The court ruled that the lawyer had indeed fallen below the standard of care owed to her client. The lawyer should have tried to obtain all relevant disclosure from the other side and provided a "legal model" analysis of the client's entitlements by law (in property division, spousal support and/or child support). Where a client insists that he/she does not want to obtain full disclosure from the other side and feels satisfied with "not knowing" certain information, a lawyer needs to tell the client that they cannot give proper legal advice based on the lack of information and to also advise the client that they may be accepting less or paying more in a settlement than what would be required by law. It is preferable that the lawyer communicate this in writing to the client.

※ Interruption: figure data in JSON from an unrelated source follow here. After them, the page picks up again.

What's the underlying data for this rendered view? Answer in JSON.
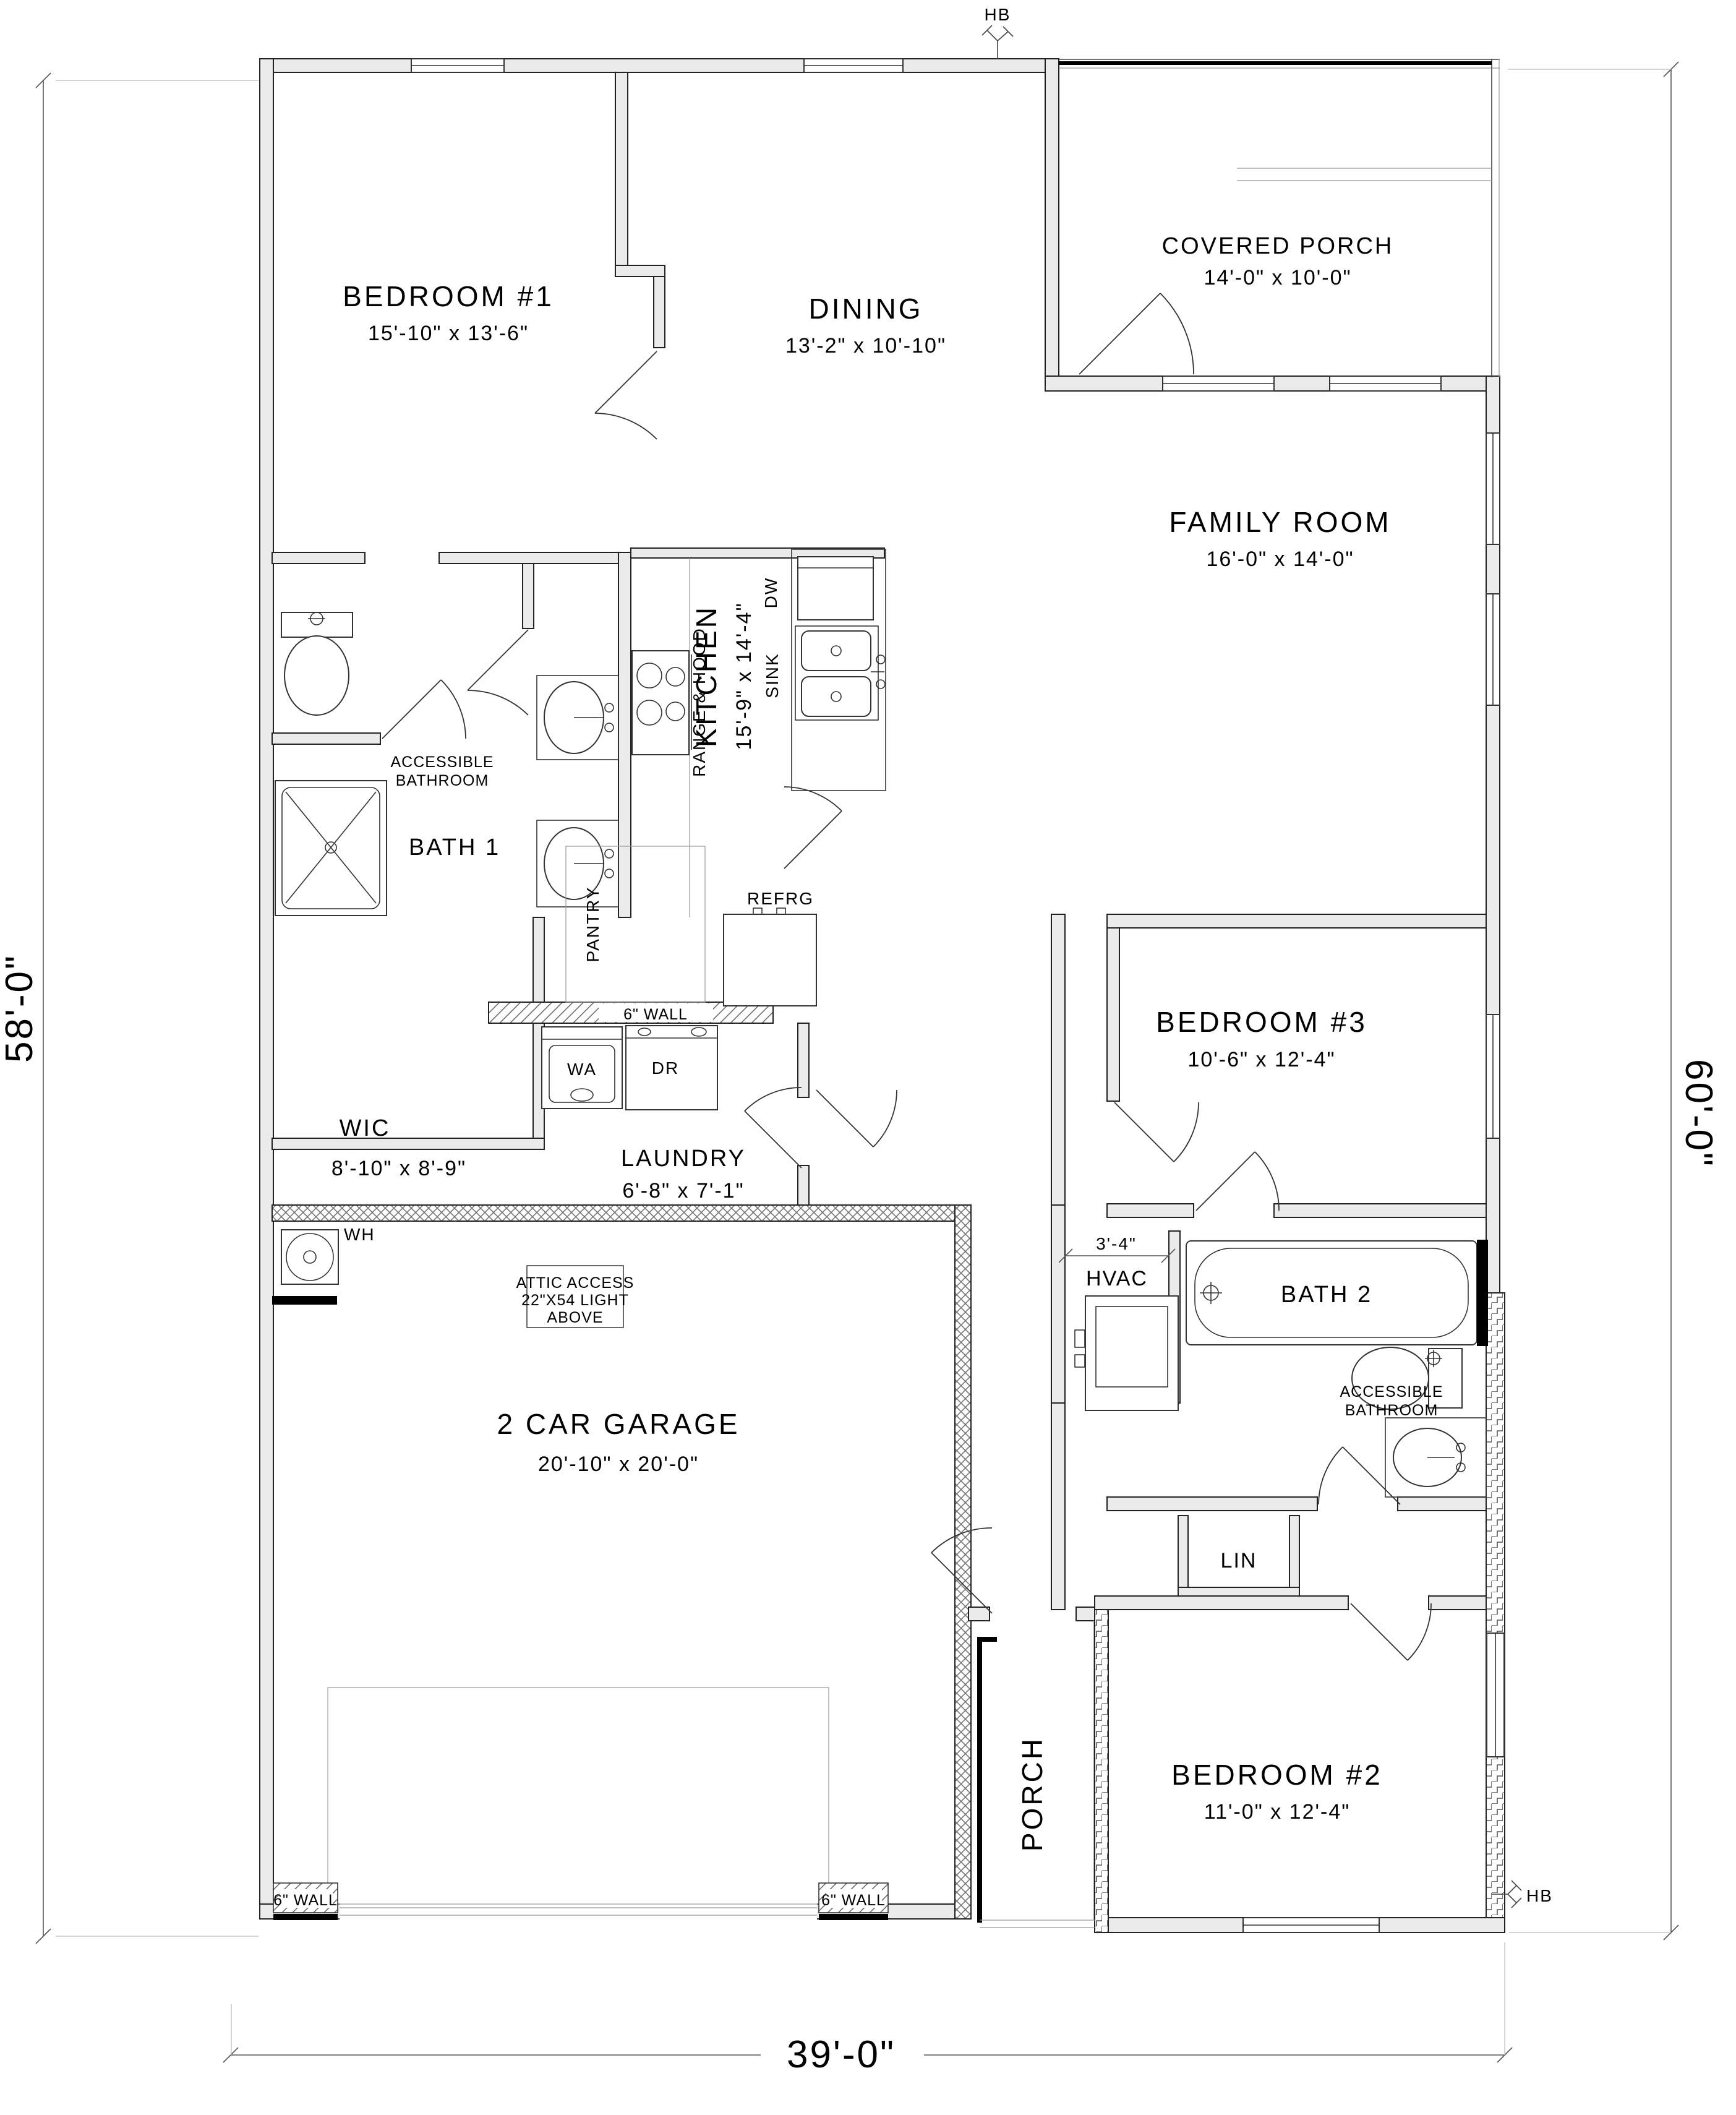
{
  "dims": {
    "left": "58'-0\"",
    "right": "60'-0\"",
    "bottom": "39'-0\"",
    "hvac": "3'-4\""
  },
  "hb": {
    "top": "HB",
    "bottom": "HB"
  },
  "rooms": {
    "bedroom1": {
      "name": "BEDROOM #1",
      "size": "15'-10\" x 13'-6\""
    },
    "dining": {
      "name": "DINING",
      "size": "13'-2\" x 10'-10\""
    },
    "covered_porch": {
      "name": "COVERED PORCH",
      "size": "14'-0\" x 10'-0\""
    },
    "family": {
      "name": "FAMILY ROOM",
      "size": "16'-0\" x 14'-0\""
    },
    "kitchen": {
      "name": "KITCHEN",
      "size": "15'-9\" x 14'-4\""
    },
    "bath1": {
      "name": "BATH 1",
      "note1": "ACCESSIBLE",
      "note2": "BATHROOM"
    },
    "wic": {
      "name": "WIC",
      "size": "8'-10\" x 8'-9\""
    },
    "laundry": {
      "name": "LAUNDRY",
      "size": "6'-8\" x 7'-1\""
    },
    "garage": {
      "name": "2 CAR GARAGE",
      "size": "20'-10\" x 20'-0\""
    },
    "bedroom3": {
      "name": "BEDROOM #3",
      "size": "10'-6\" x 12'-4\""
    },
    "hvac": {
      "name": "HVAC"
    },
    "bath2": {
      "name": "BATH 2",
      "note1": "ACCESSIBLE",
      "note2": "BATHROOM"
    },
    "lin": {
      "name": "LIN"
    },
    "porch": {
      "name": "PORCH"
    },
    "bedroom2": {
      "name": "BEDROOM #2",
      "size": "11'-0\" x 12'-4\""
    }
  },
  "labels": {
    "range": "RANGE & HOOD",
    "dw": "DW",
    "sink": "SINK",
    "pantry": "PANTRY",
    "refrg": "REFRG",
    "washer": "WA",
    "dryer": "DR",
    "water_heater": "WH",
    "attic1": "ATTIC ACCESS",
    "attic2": "22\"X54 LIGHT",
    "attic3": "ABOVE",
    "wall6": "6\" WALL"
  }
}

I must say that this decision, albeit necessary, is nothing "earth shattering" to me or my fellow collaborative family law practitioners. We are fully aware that our primary role is to protect our clients the same way that a traditional family lawyer (ie. litigator) must. We must keep abreast of the changing law and we need to advise our clients about how the law affects them. People, including the lawyer who was sued, may have the misperception that in a collaborative family law process, the lawyers do not need to "cross their t's and dot their i's" in the process simply because the clients who have entered into the agreement seem happy with the deal they are reaching. The only difference between a settlement reached through collaborative family law process versus traditional negotiation or litigation is the tone of the process itself -- the collaborative process is premised on the parties and lawyers working collaboratively, whereas the traditional negotiation/litigation process is not. However, both processes require that clients receive thorough and well reasoned legal advice before they enter into binding agreements. The standards of that legal advice are definitely no different between the processes. (In fact, many of today's collaborative practitioners were once traditional family lawyers practicing in the court system.)